Teresa Gray: Growing up in Michigan, my godmother was a paramedic instructor, and she would drag me down to the firehouse and make me be a mock victim. I would have to be bandaged and splinted and all sorts of things while they practiced their skills. I loved it. After high school, I stumbled across an ad for an EMT, and I thought, “I’ll go give it a shot,” and it all made sense to me. I knew in that moment I had found my career.

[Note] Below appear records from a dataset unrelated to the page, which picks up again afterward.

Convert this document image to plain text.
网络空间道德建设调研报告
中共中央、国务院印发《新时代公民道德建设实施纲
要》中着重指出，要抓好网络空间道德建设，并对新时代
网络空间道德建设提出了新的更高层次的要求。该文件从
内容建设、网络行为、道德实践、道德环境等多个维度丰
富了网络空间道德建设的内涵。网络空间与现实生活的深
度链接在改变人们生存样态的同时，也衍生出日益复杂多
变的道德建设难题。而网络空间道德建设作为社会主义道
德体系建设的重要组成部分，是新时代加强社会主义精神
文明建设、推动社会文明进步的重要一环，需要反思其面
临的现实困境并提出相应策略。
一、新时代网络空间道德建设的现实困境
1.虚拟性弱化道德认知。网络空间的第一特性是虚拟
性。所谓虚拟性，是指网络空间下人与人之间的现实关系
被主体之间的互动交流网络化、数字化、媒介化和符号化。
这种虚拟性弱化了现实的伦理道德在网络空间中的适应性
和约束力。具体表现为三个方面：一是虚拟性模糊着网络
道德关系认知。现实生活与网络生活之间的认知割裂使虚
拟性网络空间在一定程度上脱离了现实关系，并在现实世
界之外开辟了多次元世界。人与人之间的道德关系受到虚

I started as an EMT, became a paramedic. Eventually I moved to Alaska and ended up being a critical-care flight paramedic. Our cities are hundreds of miles apart, so our ambulances are Lear jets. We fly to the villages, pick people up and bring them back to major cities. I’ve picked up patients in dogsleds, on snow machines — whatever we needed to do to make it happen, I’ve tried all the different avenues of paramedicine. I’ve loved them all. Now I’m a registered nurse, but I also still hold my paramedic license.
CNN: What led you to get involved in disaster response work?
Gray: In late 2015, I had semi-retired. I was a stay-at-home mom, and I was watching TV and I saw the 3-year-old Syrian child on the beach of Lesbos face down in the water. I had not really been aware of what was going on over in Greece or the Syrian refugee crisis. And so I just decided that I was going to go to Greece and see if I could help. It was life-changing. These people were stepping off the boats, soaking wet, hypothermic. It was heartbreaking. But I made a difference for people.
CNN: In addition to natural and humanitarian disasters, your group also does medical sustainability missions.
Gray: We will find communities that are chronically medically underserved, and we ask them to commit five years to building their own medical infrastructure, and we support them during that time. We’ve done that with the Philippines very successfully. We normally go in twice a year and we give them the equipment, the supplies, the medications they need, and the ongoing training. And then we also mentor them and support them through telemedicine.
When we first started going to a remote island in the Philippines, they had a huge population of cleft-palate babies being born, just simply because their nutrition wasn’t good. Within three years, we eliminated cleft-palate babies on that island by giving out prenatal vitamins. That’s all it took — but that’s what it took. So that’s what we do. It doesn’t matter what you need, if we can provide that for you, we will.
My hat is off to this wonderful woman who came out of retirement and to her wonderful team of volunteers who put their lives on hold in order to help people, to save lives.